Netanyahu avait alors salué cet accord complexe et soigneusement négocié comme étant « la meilleure solution possible » à la question des migrants, couronnant ainsi ses efforts pour protéger Israël de ce qu’il a qualifié d’afflux potentiel d’un million de migrants, qui aurait mis en péril la « nature juive et démocratique » d’Israël, et qu’il avait déjà largement bloqué en clôturant la frontière poreuse avec l’Égypte.
Le soir même, cependant, Netanyahu a gelé l’accord qu’il venait d’annoncer, face à des critiques de plus en plus vives, notamment de la part d’activistes anti-migrants du sud de Tel Aviv qui s’opposaient non pas à la réinstallation de la moitié des migrants dans des pays tels que le Canada, l’Allemagne et l’Italie, mais à l’octroi d’un permis de séjour temporaire à l’autre moitié des migrants.
Un jour plus tard, il annulait l’accord. « Chaque année, je prends des milliers de décisions qui profitent à l’État d’Israël et aux citoyens israéliens », avait-il déclaré lors d’une réunion avec les militants anti-migrants. « Il arrive qu’une décision soit prise et qu’elle doive être reconsidérée. »

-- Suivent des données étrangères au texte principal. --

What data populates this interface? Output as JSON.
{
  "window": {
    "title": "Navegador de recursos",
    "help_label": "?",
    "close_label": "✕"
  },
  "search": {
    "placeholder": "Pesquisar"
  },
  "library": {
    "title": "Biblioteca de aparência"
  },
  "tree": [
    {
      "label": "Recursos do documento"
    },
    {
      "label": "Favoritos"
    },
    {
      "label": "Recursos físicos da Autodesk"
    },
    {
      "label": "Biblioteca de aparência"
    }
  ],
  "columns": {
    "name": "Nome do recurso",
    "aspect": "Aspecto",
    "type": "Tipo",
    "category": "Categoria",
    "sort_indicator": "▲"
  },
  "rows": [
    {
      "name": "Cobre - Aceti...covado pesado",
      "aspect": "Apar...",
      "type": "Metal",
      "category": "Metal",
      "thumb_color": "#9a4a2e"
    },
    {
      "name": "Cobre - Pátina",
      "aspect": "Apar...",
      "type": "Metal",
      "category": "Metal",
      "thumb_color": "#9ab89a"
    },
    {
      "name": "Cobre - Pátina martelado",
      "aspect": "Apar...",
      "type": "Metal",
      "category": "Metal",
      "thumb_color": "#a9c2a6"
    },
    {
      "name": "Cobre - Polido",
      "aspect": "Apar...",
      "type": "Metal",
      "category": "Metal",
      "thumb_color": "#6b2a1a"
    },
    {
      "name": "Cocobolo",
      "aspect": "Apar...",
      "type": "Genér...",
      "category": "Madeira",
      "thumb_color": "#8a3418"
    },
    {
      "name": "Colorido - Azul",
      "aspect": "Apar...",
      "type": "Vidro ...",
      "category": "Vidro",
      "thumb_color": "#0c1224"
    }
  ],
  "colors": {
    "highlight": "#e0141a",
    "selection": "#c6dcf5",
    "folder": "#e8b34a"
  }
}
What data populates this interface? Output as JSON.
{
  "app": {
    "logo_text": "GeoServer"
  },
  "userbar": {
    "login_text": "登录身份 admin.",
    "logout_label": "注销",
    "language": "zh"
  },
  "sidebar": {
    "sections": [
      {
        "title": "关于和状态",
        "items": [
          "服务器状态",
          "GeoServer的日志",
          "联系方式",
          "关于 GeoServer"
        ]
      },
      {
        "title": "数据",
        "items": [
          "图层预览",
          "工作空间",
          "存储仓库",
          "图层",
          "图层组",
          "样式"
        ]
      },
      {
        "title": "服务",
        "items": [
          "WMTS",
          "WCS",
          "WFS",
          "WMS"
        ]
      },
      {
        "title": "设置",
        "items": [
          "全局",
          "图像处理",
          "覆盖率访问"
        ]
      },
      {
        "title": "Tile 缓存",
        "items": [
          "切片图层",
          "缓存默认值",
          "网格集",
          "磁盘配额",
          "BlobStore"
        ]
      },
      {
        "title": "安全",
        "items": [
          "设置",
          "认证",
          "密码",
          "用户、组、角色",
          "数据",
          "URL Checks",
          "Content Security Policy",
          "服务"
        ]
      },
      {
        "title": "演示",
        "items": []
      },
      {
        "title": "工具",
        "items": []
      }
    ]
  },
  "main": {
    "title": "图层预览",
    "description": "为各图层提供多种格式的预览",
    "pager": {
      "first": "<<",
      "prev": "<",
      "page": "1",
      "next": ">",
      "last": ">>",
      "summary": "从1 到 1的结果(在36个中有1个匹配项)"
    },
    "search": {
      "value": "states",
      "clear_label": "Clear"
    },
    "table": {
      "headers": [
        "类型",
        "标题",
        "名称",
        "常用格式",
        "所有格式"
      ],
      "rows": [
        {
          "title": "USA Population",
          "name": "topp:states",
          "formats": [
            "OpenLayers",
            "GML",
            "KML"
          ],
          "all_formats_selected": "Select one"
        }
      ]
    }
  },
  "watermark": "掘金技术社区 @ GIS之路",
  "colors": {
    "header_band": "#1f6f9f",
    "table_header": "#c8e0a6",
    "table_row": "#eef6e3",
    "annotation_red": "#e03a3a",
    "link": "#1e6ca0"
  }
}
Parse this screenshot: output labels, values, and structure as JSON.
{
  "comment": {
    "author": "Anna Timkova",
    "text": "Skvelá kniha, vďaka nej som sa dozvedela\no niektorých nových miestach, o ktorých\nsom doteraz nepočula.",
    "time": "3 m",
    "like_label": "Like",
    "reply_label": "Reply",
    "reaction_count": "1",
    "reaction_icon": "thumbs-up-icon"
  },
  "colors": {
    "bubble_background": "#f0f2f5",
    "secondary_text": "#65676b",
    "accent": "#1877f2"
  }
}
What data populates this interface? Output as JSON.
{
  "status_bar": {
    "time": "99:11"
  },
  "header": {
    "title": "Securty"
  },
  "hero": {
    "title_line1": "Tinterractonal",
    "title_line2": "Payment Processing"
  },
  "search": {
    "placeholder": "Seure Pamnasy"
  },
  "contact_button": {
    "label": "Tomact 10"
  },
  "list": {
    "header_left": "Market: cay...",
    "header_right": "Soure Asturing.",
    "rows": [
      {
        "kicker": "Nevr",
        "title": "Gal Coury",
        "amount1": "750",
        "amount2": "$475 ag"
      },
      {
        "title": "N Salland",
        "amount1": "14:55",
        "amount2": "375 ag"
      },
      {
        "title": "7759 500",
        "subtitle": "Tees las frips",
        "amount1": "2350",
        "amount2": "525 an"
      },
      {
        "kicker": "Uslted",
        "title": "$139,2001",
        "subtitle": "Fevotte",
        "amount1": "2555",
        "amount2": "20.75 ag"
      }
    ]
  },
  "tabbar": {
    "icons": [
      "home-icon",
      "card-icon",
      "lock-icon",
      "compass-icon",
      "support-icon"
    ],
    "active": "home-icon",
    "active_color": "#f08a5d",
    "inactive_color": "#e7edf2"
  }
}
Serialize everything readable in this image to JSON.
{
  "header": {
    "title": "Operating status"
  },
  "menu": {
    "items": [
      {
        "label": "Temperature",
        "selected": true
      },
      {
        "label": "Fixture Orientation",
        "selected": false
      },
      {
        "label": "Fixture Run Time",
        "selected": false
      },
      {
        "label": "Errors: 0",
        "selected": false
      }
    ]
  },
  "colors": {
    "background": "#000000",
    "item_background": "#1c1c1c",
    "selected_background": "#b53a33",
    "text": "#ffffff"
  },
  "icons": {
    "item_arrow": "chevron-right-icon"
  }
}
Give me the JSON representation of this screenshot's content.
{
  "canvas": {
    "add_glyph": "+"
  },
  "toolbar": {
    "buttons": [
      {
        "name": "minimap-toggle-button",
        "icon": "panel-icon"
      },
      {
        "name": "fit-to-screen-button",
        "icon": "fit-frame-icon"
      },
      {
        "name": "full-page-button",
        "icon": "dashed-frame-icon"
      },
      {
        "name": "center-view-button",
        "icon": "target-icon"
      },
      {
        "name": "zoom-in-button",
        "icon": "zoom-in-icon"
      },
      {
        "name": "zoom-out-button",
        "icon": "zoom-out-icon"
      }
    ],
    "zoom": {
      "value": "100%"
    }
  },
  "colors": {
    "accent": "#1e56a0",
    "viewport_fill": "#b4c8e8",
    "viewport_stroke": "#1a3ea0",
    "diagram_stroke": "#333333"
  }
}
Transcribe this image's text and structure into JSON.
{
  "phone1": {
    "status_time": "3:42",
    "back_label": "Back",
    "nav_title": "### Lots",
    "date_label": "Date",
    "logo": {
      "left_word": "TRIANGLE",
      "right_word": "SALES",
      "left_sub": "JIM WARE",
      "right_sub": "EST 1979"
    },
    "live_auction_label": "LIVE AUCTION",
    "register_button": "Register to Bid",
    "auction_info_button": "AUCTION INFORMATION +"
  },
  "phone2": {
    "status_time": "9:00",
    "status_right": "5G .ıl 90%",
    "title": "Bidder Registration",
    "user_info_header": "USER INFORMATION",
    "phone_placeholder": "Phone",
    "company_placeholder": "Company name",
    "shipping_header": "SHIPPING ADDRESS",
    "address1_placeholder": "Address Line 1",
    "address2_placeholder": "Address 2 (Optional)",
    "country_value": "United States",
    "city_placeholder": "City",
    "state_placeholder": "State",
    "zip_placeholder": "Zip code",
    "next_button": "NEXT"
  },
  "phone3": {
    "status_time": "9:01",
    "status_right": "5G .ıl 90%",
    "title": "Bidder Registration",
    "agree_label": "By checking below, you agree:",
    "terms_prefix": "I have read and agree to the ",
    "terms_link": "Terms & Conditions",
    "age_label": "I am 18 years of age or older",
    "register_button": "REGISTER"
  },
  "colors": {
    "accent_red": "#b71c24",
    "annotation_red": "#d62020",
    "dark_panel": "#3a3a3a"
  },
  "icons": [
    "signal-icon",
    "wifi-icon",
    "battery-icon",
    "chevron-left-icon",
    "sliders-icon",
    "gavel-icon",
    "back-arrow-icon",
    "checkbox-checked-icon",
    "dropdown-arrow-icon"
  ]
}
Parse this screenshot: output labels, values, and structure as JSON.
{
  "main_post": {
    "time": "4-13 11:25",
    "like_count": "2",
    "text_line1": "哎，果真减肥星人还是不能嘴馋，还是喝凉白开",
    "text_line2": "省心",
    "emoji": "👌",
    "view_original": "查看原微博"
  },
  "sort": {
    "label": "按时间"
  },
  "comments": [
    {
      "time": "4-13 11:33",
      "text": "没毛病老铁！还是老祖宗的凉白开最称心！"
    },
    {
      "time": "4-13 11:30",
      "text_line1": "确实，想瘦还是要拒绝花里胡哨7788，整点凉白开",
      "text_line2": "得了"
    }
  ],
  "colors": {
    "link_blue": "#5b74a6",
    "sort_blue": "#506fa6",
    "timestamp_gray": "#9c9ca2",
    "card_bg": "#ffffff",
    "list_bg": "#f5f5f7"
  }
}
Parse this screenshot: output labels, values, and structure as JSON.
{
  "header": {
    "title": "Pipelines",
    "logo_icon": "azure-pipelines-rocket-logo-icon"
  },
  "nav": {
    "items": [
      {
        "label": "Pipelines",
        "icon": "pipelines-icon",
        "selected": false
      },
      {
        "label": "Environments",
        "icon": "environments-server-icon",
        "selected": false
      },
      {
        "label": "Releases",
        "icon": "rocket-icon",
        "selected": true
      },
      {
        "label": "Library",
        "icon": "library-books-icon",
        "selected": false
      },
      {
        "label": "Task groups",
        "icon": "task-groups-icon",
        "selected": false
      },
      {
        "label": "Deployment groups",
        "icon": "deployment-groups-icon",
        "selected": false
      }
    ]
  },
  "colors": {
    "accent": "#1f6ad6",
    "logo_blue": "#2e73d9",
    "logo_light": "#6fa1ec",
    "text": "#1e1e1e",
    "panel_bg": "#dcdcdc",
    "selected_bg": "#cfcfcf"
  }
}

Ce dimanche, un jour après que des groupes rivaux de migrants érythréens se sont violemment affrontés à Tel Aviv, faisant des dizaines de blessés, dont de nombreux policiers, et des dizaines d’arrestations, Netanyahu a mis en place une commission ministérielle spécialement convoquée pour discuter de la manière de faire face, à nouveau, à la « menace réelle pour le caractère et l’avenir d’Israël en tant qu’État juif et démocratique » posée par les migrants. Il a promis de demander « l’expulsion immédiate de ceux qui ont pris part » aux émeutes et de « faire sortir d’Israël tous les autres infiltrés illégaux », utilisant un terme commun au gouvernement et à l’armée pour désigner les personnes qui entrent illégalement en Israël.
Annonçant la commission ministérielle dans des remarques télévisées lors d’une réunion du cabinet, et la développant dans d’autres commentaires plus tard dans la journée, il a tenté de réécrire les faits de ce qui s’était passé en 2018, se félicitant de ne pas avoir présenté un plan qu’il avait en réalité longuement négocié et annoncé avec enthousiasme, et décrivant l’arrangement même qu’il avait élaboré et présenté à l’époque comme une catastrophe potentielle qu’il avait rejetée.
« Une chose que nous n’avons pas suggérée, et c’est bien que nous ne l’ayons pas fait, c’est le plan de l’ONU », a déclaré Netanyahu. « Le plan de l’ONU aurait donné la citoyenneté à 16 000 infiltrés illégaux et aurait incité des centaines de milliers, voire des millions d’Africains, à entrer à nouveau en Israël, c’était donc une mauvaise solution. »
S’exprimant à l’aéroport alors qu’il partait pour Chypre, il a ajouté qu’Israël avait eu recours, ces dernières années, à diverses « mesures incitatives pour expulser 12 000 personnes ». « Nous n’avons pas fait ce qui, à mon avis, aurait été un désastre pour nous si nous l’avions accepté, à savoir le plan de l’ONU aurait donné la citoyenneté à 16 000 infiltrés illégaux et aurait incité des centaines de milliers, voire des millions d’Africains, à entrer à nouveau en Israël, c’était donc une mauvaise solution. »
Que penser d’un Premier ministre qui veut que la population israélienne d’aujourd’hui oublie ce qu’il lui a été dit cinq ans plus tôt ? Un Premier ministre qui s’attend apparemment à ce qu’ils croient qu’il n’a pas réellement dit ce qu’ils l’ont entendu dire à l’époque ?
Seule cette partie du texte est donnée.